Why did I even come?
This is the thought that sometimes runs through my mind when I am wrangling my squirmy toddler in the church pews, or running laps in the entrance of the church trying to make a delirious child tranquil. There is so much noise that it is almost impossible to concentrate on what is happening up on the altar. The noise is not only from my toddler’s maniacal laughter and hasty footsteps as she escapes from my grip, or her loud exclamations of “Hi baby!” or “Go home now!” My mind is also full of noisy thoughts, including “Wow this is exhausting” or “For the love of everything, please just sit and color for 5 minutes!” and the default, “Why did I even come?” Sometimes I get an answer, but only if I listen.
Yesterday at church, in the midst of chasing my shrieking toddler, I happened to tune in for a few seconds, long enough to hear a message loud and clear.
Listen, even when it’s hard to hear.
In the back of the church, where it was difficult for me to hear the words being spoken, and even more difficult for me absorb their meaning, God knew my struggle. The reading was John 6:60-69, when some of Jesus’ followers say in whiny voices, “This saying is hard, who can accept it?” and he replies with “What, are you shocked? I am God and this is a flawed world, of course it’s going to be hard.”
He didn’t use those exact words, but that’s the main idea.

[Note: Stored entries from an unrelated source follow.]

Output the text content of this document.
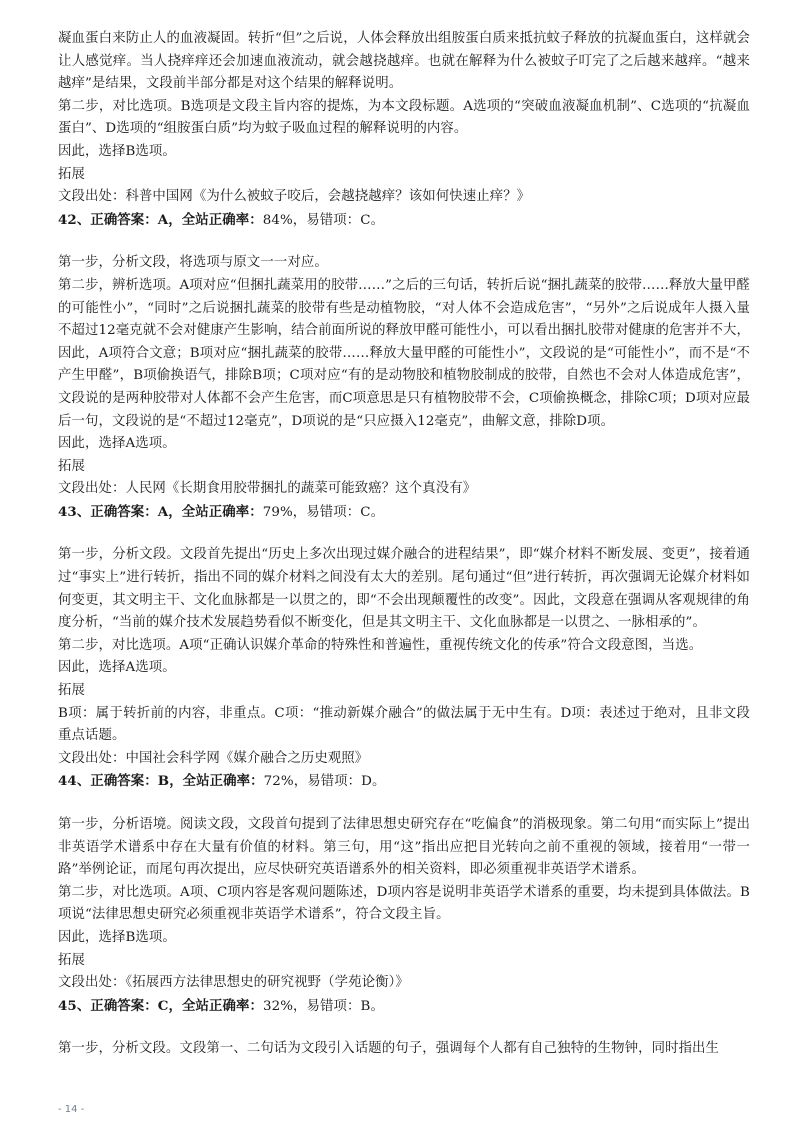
凝血蛋白来防止人的血液凝固。转折“但”之后说，人体会释放出组胺蛋白质来抵抗蚊子释放的抗凝血蛋白，这样就会让人感觉痒。当人挠痒痒还会加速血液流动，就会越挠越痒。也就在解释为什么被蚊子叮完了之后越来越痒。“越来越痒”是结果，文段前半部分都是对这个结果的解释说明。

第二步，对比选项。B选项是文段主旨内容的提炼，为本文段标题。A选项的“突破血液凝血机制”、C选项的“抗凝血蛋白”、D选项的“组胺蛋白质”均为蚊子吸血过程的解释说明的内容。

因此，选择B选项。

拓展

文段出处：科普中国网《为什么被蚊子咬后，会越挠越痒？该如何快速止痒？》

42、正确答案：A，全站正确率：84%，易错项：C。

第一步，分析文段，将选项与原文一一对应。

第二步，辨析选项。A项对应“但捆扎蔬菜用的胶带……”之后的三句话，转折后说“捆扎蔬菜的胶带……释放大量甲醛的可能性小”，“同时”之后说捆扎蔬菜的胶带有些是动植物胶，“对人体不会造成危害”，“另外”之后说成年人摄入量不超过12毫克就不会对健康产生影响，结合前面所说的释放甲醛可能性小，可以看出捆扎胶带对健康的危害并不大，因此，A项符合文意；B项对应“捆扎蔬菜的胶带……释放大量甲醛的可能性小”，文段说的是“可能性小”，而不是“不产生甲醛”，B项偷换语气，排除B项；C项对应“有的是动物胶和植物胶制成的胶带，自然也不会对人体造成危害”，文段说的是两种胶带对人体都不会产生危害，而C项意思是只有植物胶带不会，C项偷换概念，排除C项；D项对应最后一句，文段说的是“不超过12毫克”，D项说的是“只应摄入12毫克”，曲解文意，排除D项。

因此，选择A选项。

拓展

文段出处：人民网《长期食用胶带捆扎的蔬菜可能致癌？这个真没有》

43、正确答案：A，全站正确率：79%，易错项：C。

第一步，分析文段。文段首先提出“历史上多次出现过媒介融合的进程结果”，即“媒介材料不断发展、变更”，接着通过“事实上”进行转折，指出不同的媒介材料之间没有太大的差别。尾句通过“但”进行转折，再次强调无论媒介材料如何变更，其文明主干、文化血脉都是一以贯之的，即“不会出现颠覆性的改变”。因此，文段意在强调从客观规律的角度分析，“当前的媒介技术发展趋势看似不断变化，但是其文明主干、文化血脉都是一以贯之、一脉相承的”。

第二步，对比选项。A项“正确认识媒介革命的特殊性和普遍性，重视传统文化的传承”符合文段意图，当选。

因此，选择A选项。

拓展

B项：属于转折前的内容，非重点。C项：“推动新媒介融合”的做法属于无中生有。D项：表述过于绝对，且非文段重点话题。

文段出处：中国社会科学网《媒介融合之历史观照》

44、正确答案：B，全站正确率：72%，易错项：D。

第一步，分析语境。阅读文段，文段首句提到了法律思想史研究存在“吃偏食”的消极现象。第二句用“而实际上”提出非英语学术谱系中存在大量有价值的材料。第三句，用“这”指出应把目光转向之前不重视的领域，接着用“一带一路”举例论证，而尾句再次提出，应尽快研究英语谱系外的相关资料，即必须重视非英语学术谱系。

第二步，对比选项。A项、C项内容是客观问题陈述，D项内容是说明非英语学术谱系的重要，均未提到具体做法。B项说“法律思想史研究必须重视非英语学术谱系”，符合文段主旨。

因此，选择B选项。

拓展

文段出处：《拓展西方法律思想史的研究视野（学苑论衡）》

45、正确答案：C，全站正确率：32%，易错项：B。

第一步，分析文段。文段第一、二句话为文段引入话题的句子，强调每个人都有自己独特的生物钟，同时指出生

- 14 -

In that moment, I was reminded that I am called to listen and absorb the things that God wants me to hear, no matter what is going on in my life, and no matter how difficult the message is. I am called to listen when I have a loud squirmy child, and when my life plans don’t turn out the way I pictured. I am called to listen when I am feeling overwhelmed with responsibilities and when I am distracted by insignificant things in my daily life. I am called to do the difficult work of listening to God even when my life is already challenging and noisy.
Making myself listen is hard, and uncomfortable, and I know that sometimes I sound like the whiny followers saying “But that sounds hard, do you really expect me to do it?” His answer to this is always “Uh, yes. What do you expect?” News flash: doing the right thing and being a light in a dark world is uncomfortable. It requires you to pay attention, reflect on yourself, and live a conscious life. As the wise Dr. Seuss says in his book, I Can Read With My Eyes Shut, “You’ll miss the best things if you keep your eyes shut.” I could live a comfortable life, constantly closing off my eyes and ears to what God wants me to see and hear, or I can listen even when it is hard to hear, and see even when it is hard to look.
I will leave you with one of my favorite quotes, which is particularly relevant to my thoughts today:
“The world offers you comfort. But you were not made for comfort. You were made for greatness.”
-Pope Benedict XVI
How do you find moments to listen, even when you are too preoccupied, or when the message is hard to hear?